I haven't been on in a while because of college. But now I need everyone's help! 

One of my projects is all about the aerodynamics and control surfaces of a plane of our choice, funnily enough I chose the Panavia Tornado. Because it has many, and variable geometry wings. 

What I need for the moment is the NACA airfoil number for the Tornado's wings because I can't find it, or them, anywhere. The closest I can find is the F-111 and if I can't find the Tornado number I'll have to use the F-111's wing.


----------



## the lancaster kicks ass (Sep 28, 2006)

i can't find it either all i can find is the Hawker Tornado and B-45, maybe they're a bit nervous about releasing details like that about modern aircraft still in service?


----------



## DerAdlerIstGelandet (Sep 28, 2006)

Hmm I will see what I can dig up, but I doubt I will find it as well.


----------



## DerAdlerIstGelandet (Sep 28, 2006)

All I could find was the F-15, F-14, and F-111.


----------



## plan_D (Sep 29, 2006)

The GR.1 Tornado came into service in 1981, it's hardly modern. And the NACA wing number is not going to compromise the security of information surrounding the Tornado, if there's any. It's just the size of the wing cross-section. But it's important for calculations.

And before anyone says "the GR.4 is modern 'cos it's just been finished in 2003" I know ... but it's still being replaced soon.


----------



## Matt308 (Sep 29, 2006)

I too looked yesterday.
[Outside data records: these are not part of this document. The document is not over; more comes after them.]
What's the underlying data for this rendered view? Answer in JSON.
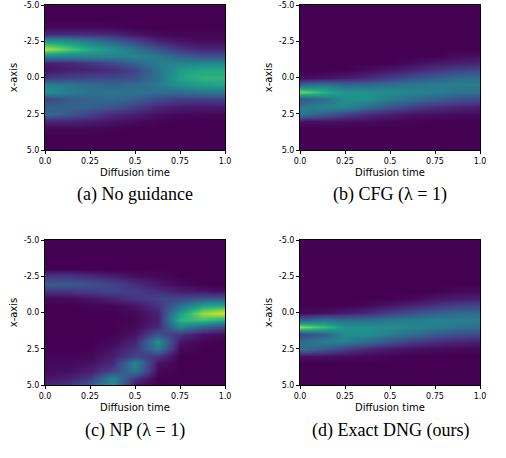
{
  "chart_data": [
    {
      "type": "heatmap",
      "title": "(a) No guidance",
      "x_label": "Diffusion time",
      "y_label": "x-axis",
      "color": "Viridis",
      "x": [
        0,
        0.125,
        0.25,
        0.375,
        0.5,
        0.625,
        0.75,
        0.875,
        1
      ],
      "y": [
        -5,
        -4.5,
        -4,
        -3.5,
        -3,
        -2.5,
        -2,
        -1.5,
        -1,
        -0.5,
        0,
        0.5,
        1,
        1.5,
        2,
        2.5,
        3,
        3.5,
        4,
        4.5,
        5
      ],
      "z": [
        [
          0,
          0,
          0,
          0,
          0,
          0,
          0,
          0,
          0
        ],
        [
          0,
          0,
          0,
          0,
          0,
          0,
          0,
          0,
          0
        ],
        [
          0,
          0,
          0,
          0,
          0,
          0,
          0,
          0,
          0
        ],
        [
          0.02,
          0.02,
          0.02,
          0.01,
          0,
          0,
          0,
          0,
          0
        ],
        [
          0.1,
          0.12,
          0.12,
          0.1,
          0.05,
          0.02,
          0.01,
          0.01,
          0.01
        ],
        [
          0.55,
          0.5,
          0.4,
          0.3,
          0.2,
          0.1,
          0.05,
          0.03,
          0.03
        ],
        [
          0.9,
          0.75,
          0.6,
          0.5,
          0.38,
          0.25,
          0.15,
          0.1,
          0.1
        ],
        [
          0.45,
          0.45,
          0.45,
          0.45,
          0.45,
          0.4,
          0.3,
          0.25,
          0.25
        ],
        [
          0.08,
          0.1,
          0.15,
          0.22,
          0.32,
          0.42,
          0.45,
          0.45,
          0.45
        ],
        [
          0.05,
          0.08,
          0.1,
          0.12,
          0.2,
          0.38,
          0.55,
          0.6,
          0.6
        ],
        [
          0.15,
          0.2,
          0.22,
          0.22,
          0.25,
          0.38,
          0.58,
          0.65,
          0.65
        ],
        [
          0.45,
          0.4,
          0.35,
          0.32,
          0.35,
          0.4,
          0.5,
          0.55,
          0.58
        ],
        [
          0.5,
          0.42,
          0.38,
          0.38,
          0.38,
          0.35,
          0.35,
          0.38,
          0.4
        ],
        [
          0.2,
          0.28,
          0.32,
          0.35,
          0.3,
          0.22,
          0.18,
          0.18,
          0.2
        ],
        [
          0.3,
          0.3,
          0.3,
          0.25,
          0.18,
          0.1,
          0.07,
          0.06,
          0.07
        ],
        [
          0.35,
          0.28,
          0.2,
          0.12,
          0.08,
          0.04,
          0.02,
          0.02,
          0.02
        ],
        [
          0.1,
          0.1,
          0.08,
          0.05,
          0.03,
          0.01,
          0,
          0,
          0
        ],
        [
          0.02,
          0.02,
          0.02,
          0.01,
          0,
          0,
          0,
          0,
          0
        ],
        [
          0,
          0,
          0,
          0,
          0,
          0,
          0,
          0,
          0
        ],
        [
          0,
          0,
          0,
          0,
          0,
          0,
          0,
          0,
          0
        ],
        [
          0,
          0,
          0,
          0,
          0,
          0,
          0,
          0,
          0
        ]
      ],
      "zlim": [
        0,
        1
      ],
      "xlim": [
        0,
        1
      ],
      "ylim": [
        -5,
        5
      ],
      "xticks": [
        {
          "value": 0,
          "label": "0.0"
        },
        0.25,
        0.5,
        0.75,
        {
          "value": 1,
          "label": "1.0"
        }
      ],
      "yticks": [
        {
          "value": -5,
          "label": "-5.0"
        },
        -2.5,
        {
          "value": 0,
          "label": "0.0"
        },
        2.5,
        {
          "value": 5,
          "label": "5.0"
        }
      ]
    },
    {
      "type": "heatmap",
      "title": "(b) CFG (λ = 1)",
      "x_label": "Diffusion time",
      "y_label": "x-axis",
      "color": "Viridis",
      "x": [
        0,
        0.125,
        0.25,
        0.375,
        0.5,
        0.625,
        0.75,
        0.875,
        1
      ],
      "y": [
        -5,
        -4.5,
        -4,
        -3.5,
        -3,
        -2.5,
        -2,
        -1.5,
        -1,
        -0.5,
        0,
        0.5,
        1,
        1.5,
        2,
        2.5,
        3,
        3.5,
        4,
        4.5,
        5
      ],
      "z": [
        [
          0,
          0,
          0,
          0,
          0,
          0,
          0,
          0,
          0
        ],
        [
          0,
          0,
          0,
          0,
          0,
          0,
          0,
          0,
          0
        ],
        [
          0,
          0,
          0,
          0,
          0,
          0,
          0,
          0,
          0
        ],
        [
          0,
          0,
          0,
          0,
          0,
          0,
          0,
          0,
          0
        ],
        [
          0,
          0,
          0,
          0,
          0,
          0,
          0,
          0,
          0
        ],
        [
          0,
          0,
          0,
          0,
          0,
          0,
          0,
          0,
          0
        ],
        [
          0,
          0,
          0,
          0,
          0,
          0,
          0,
          0,
          0
        ],
        [
          0,
          0,
          0,
          0,
          0,
          0,
          0,
          0.03,
          0.04
        ],
        [
          0,
          0,
          0,
          0,
          0,
          0.03,
          0.06,
          0.08,
          0.1
        ],
        [
          0,
          0,
          0,
          0.03,
          0.06,
          0.1,
          0.15,
          0.2,
          0.22
        ],
        [
          0.02,
          0.05,
          0.08,
          0.12,
          0.18,
          0.25,
          0.3,
          0.35,
          0.36
        ],
        [
          0.35,
          0.4,
          0.35,
          0.35,
          0.38,
          0.4,
          0.42,
          0.42,
          0.42
        ],
        [
          0.8,
          0.65,
          0.5,
          0.5,
          0.48,
          0.45,
          0.42,
          0.38,
          0.36
        ],
        [
          0.25,
          0.35,
          0.5,
          0.5,
          0.42,
          0.35,
          0.3,
          0.25,
          0.22
        ],
        [
          0.4,
          0.45,
          0.45,
          0.35,
          0.25,
          0.18,
          0.13,
          0.1,
          0.08
        ],
        [
          0.4,
          0.3,
          0.2,
          0.12,
          0.08,
          0.05,
          0.04,
          0.03,
          0.02
        ],
        [
          0.05,
          0.05,
          0.04,
          0.03,
          0.02,
          0.01,
          0,
          0,
          0
        ],
        [
          0,
          0,
          0,
          0,
          0,
          0,
          0,
          0,
          0
        ],
        [
          0,
          0,
          0,
          0,
          0,
          0,
          0,
          0,
          0
        ],
        [
          0,
          0,
          0,
          0,
          0,
          0,
          0,
          0,
          0
        ],
        [
          0,
          0,
          0,
          0,
          0,
          0,
          0,
          0,
          0
        ]
      ],
      "zlim": [
        0,
        1
      ],
      "xlim": [
        0,
        1
      ],
      "ylim": [
        -5,
        5
      ],
      "xticks": [
        {
          "value": 0,
          "label": "0.0"
        },
        0.25,
        0.5,
        0.75,
        {
          "value": 1,
          "label": "1.0"
        }
      ],
      "yticks": [
        {
          "value": -5,
          "label": "-5.0"
        },
        -2.5,
        {
          "value": 0,
          "label": "0.0"
        },
        2.5,
        {
          "value": 5,
          "label": "5.0"
        }
      ]
    },
    {
      "type": "heatmap",
      "title": "(c) NP (λ = 1)",
      "x_label": "Diffusion time",
      "y_label": "x-axis",
      "color": "Viridis",
      "x": [
        0,
        0.125,
        0.25,
        0.375,
        0.5,
        0.625,
        0.75,
        0.875,
        1
      ],
      "y": [
        -5,
        -4.5,
        -4,
        -3.5,
        -3,
        -2.5,
        -2,
        -1.5,
        -1,
        -0.5,
        0,
        0.5,
        1,
        1.5,
        2,
        2.5,
        3,
        3.5,
        4,
        4.5,
        5
      ],
      "z": [
        [
          0,
          0,
          0,
          0,
          0,
          0,
          0,
          0,
          0
        ],
        [
          0,
          0,
          0,
          0,
          0,
          0,
          0,
          0,
          0
        ],
        [
          0,
          0,
          0,
          0,
          0,
          0,
          0,
          0,
          0
        ],
        [
          0,
          0,
          0,
          0,
          0,
          0,
          0,
          0,
          0
        ],
        [
          0,
          0,
          0,
          0,
          0,
          0,
          0,
          0,
          0
        ],
        [
          0.15,
          0.15,
          0.12,
          0.08,
          0.04,
          0.02,
          0,
          0,
          0
        ],
        [
          0.3,
          0.28,
          0.25,
          0.2,
          0.12,
          0.06,
          0.02,
          0,
          0
        ],
        [
          0.15,
          0.15,
          0.18,
          0.2,
          0.18,
          0.12,
          0.08,
          0.05,
          0.03
        ],
        [
          0.02,
          0.03,
          0.05,
          0.1,
          0.15,
          0.2,
          0.2,
          0.25,
          0.25
        ],
        [
          0,
          0,
          0.01,
          0.02,
          0.05,
          0.15,
          0.35,
          0.55,
          0.6
        ],
        [
          0,
          0,
          0,
          0,
          0.02,
          0.1,
          0.55,
          0.85,
          0.95
        ],
        [
          0,
          0,
          0,
          0,
          0.01,
          0.08,
          0.65,
          0.7,
          0.6
        ],
        [
          0,
          0,
          0,
          0,
          0.02,
          0.12,
          0.45,
          0.3,
          0.2
        ],
        [
          0,
          0,
          0,
          0,
          0.05,
          0.25,
          0.15,
          0.05,
          0.03
        ],
        [
          0,
          0,
          0,
          0.02,
          0.1,
          0.5,
          0.05,
          0.01,
          0
        ],
        [
          0,
          0,
          0,
          0.05,
          0.15,
          0.4,
          0.02,
          0,
          0
        ],
        [
          0.01,
          0.01,
          0.02,
          0.08,
          0.2,
          0.15,
          0,
          0,
          0
        ],
        [
          0.02,
          0.02,
          0.04,
          0.12,
          0.45,
          0.05,
          0,
          0,
          0
        ],
        [
          0.03,
          0.04,
          0.08,
          0.2,
          0.4,
          0.02,
          0,
          0,
          0
        ],
        [
          0.05,
          0.08,
          0.15,
          0.45,
          0.15,
          0,
          0,
          0,
          0
        ],
        [
          0.1,
          0.15,
          0.3,
          0.5,
          0.05,
          0,
          0,
          0,
          0
        ]
      ],
      "zlim": [
        0,
        1
      ],
      "xlim": [
        0,
        1
      ],
      "ylim": [
        -5,
        5
      ],
      "xticks": [
        {
          "value": 0,
          "label": "0.0"
        },
        0.25,
        0.5,
        0.75,
        {
          "value": 1,
          "label": "1.0"
        }
      ],
      "yticks": [
        {
          "value": -5,
          "label": "-5.0"
        },
        -2.5,
        {
          "value": 0,
          "label": "0.0"
        },
        2.5,
        {
          "value": 5,
          "label": "5.0"
        }
      ]
    },
    {
      "type": "heatmap",
      "title": "(d) Exact DNG (ours)",
      "x_label": "Diffusion time",
      "y_label": "x-axis",
      "color": "Viridis",
      "x": [
        0,
        0.125,
        0.25,
        0.375,
        0.5,
        0.625,
        0.75,
        0.875,
        1
      ],
      "y": [
        -5,
        -4.5,
        -4,
        -3.5,
        -3,
        -2.5,
        -2,
        -1.5,
        -1,
        -0.5,
        0,
        0.5,
        1,
        1.5,
        2,
        2.5,
        3,
        3.5,
        4,
        4.5,
        5
      ],
      "z": [
        [
          0,
          0,
          0,
          0,
          0,
          0,
          0,
          0,
          0
        ],
        [
          0,
          0,
          0,
          0,
          0,
          0,
          0,
          0,
          0
        ],
        [
          0,
          0,
          0,
          0,
          0,
          0,
          0,
          0,
          0
        ],
        [
          0,
          0,
          0,
          0,
          0,
          0,
          0,
          0,
          0
        ],
        [
          0,
          0,
          0,
          0,
          0,
          0,
          0,
          0,
          0
        ],
        [
          0,
          0,
          0,
          0,
          0,
          0,
          0,
          0,
          0
        ],
        [
          0,
          0,
          0,
          0,
          0,
          0,
          0,
          0,
          0
        ],
        [
          0,
          0,
          0,
          0,
          0,
          0,
          0,
          0.02,
          0.03
        ],
        [
          0,
          0,
          0,
          0,
          0,
          0.02,
          0.05,
          0.07,
          0.08
        ],
        [
          0,
          0,
          0,
          0.02,
          0.05,
          0.09,
          0.14,
          0.18,
          0.2
        ],
        [
          0.02,
          0.04,
          0.07,
          0.12,
          0.18,
          0.25,
          0.3,
          0.34,
          0.35
        ],
        [
          0.3,
          0.38,
          0.35,
          0.36,
          0.4,
          0.42,
          0.44,
          0.43,
          0.42
        ],
        [
          0.85,
          0.7,
          0.52,
          0.5,
          0.48,
          0.45,
          0.42,
          0.38,
          0.36
        ],
        [
          0.2,
          0.3,
          0.48,
          0.5,
          0.42,
          0.35,
          0.28,
          0.24,
          0.22
        ],
        [
          0.35,
          0.42,
          0.42,
          0.33,
          0.24,
          0.16,
          0.12,
          0.09,
          0.08
        ],
        [
          0.38,
          0.28,
          0.18,
          0.1,
          0.06,
          0.04,
          0.03,
          0.02,
          0.02
        ],
        [
          0.04,
          0.04,
          0.03,
          0.02,
          0.01,
          0,
          0,
          0,
          0
        ],
        [
          0,
          0,
          0,
          0,
          0,
          0,
          0,
          0,
          0
        ],
        [
          0,
          0,
          0,
          0,
          0,
          0,
          0,
          0,
          0
        ],
        [
          0,
          0,
          0,
          0,
          0,
          0,
          0,
          0,
          0
        ],
        [
          0,
          0,
          0,
          0,
          0,
          0,
          0,
          0,
          0
        ]
      ],
      "zlim": [
        0,
        1
      ],
      "xlim": [
        0,
        1
      ],
      "ylim": [
        -5,
        5
      ],
      "xticks": [
        {
          "value": 0,
          "label": "0.0"
        },
        0.25,
        0.5,
        0.75,
        {
          "value": 1,
          "label": "1.0"
        }
      ],
      "yticks": [
        {
          "value": -5,
          "label": "-5.0"
        },
        -2.5,
        {
          "value": 0,
          "label": "0.0"
        },
        2.5,
        {
          "value": 5,
          "label": "5.0"
        }
      ]
    }
  ]
}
It's odd you can find virtually every other swing wing NACA number, but not the Panavia.


----------



## the lancaster kicks ass (Sep 29, 2006)

is it not possible it uses annother coding system 'cos there are a few planes out there without NACA profiles but other profiles.......


----------



## Wurger (Sep 29, 2006)

I've asked also some of my friends who are really interested in this kind of aircrafts.But with no success.


----------



## plan_D (Oct 1, 2006)

It could have a RAF airfoil profile, but I can't find that either.


----------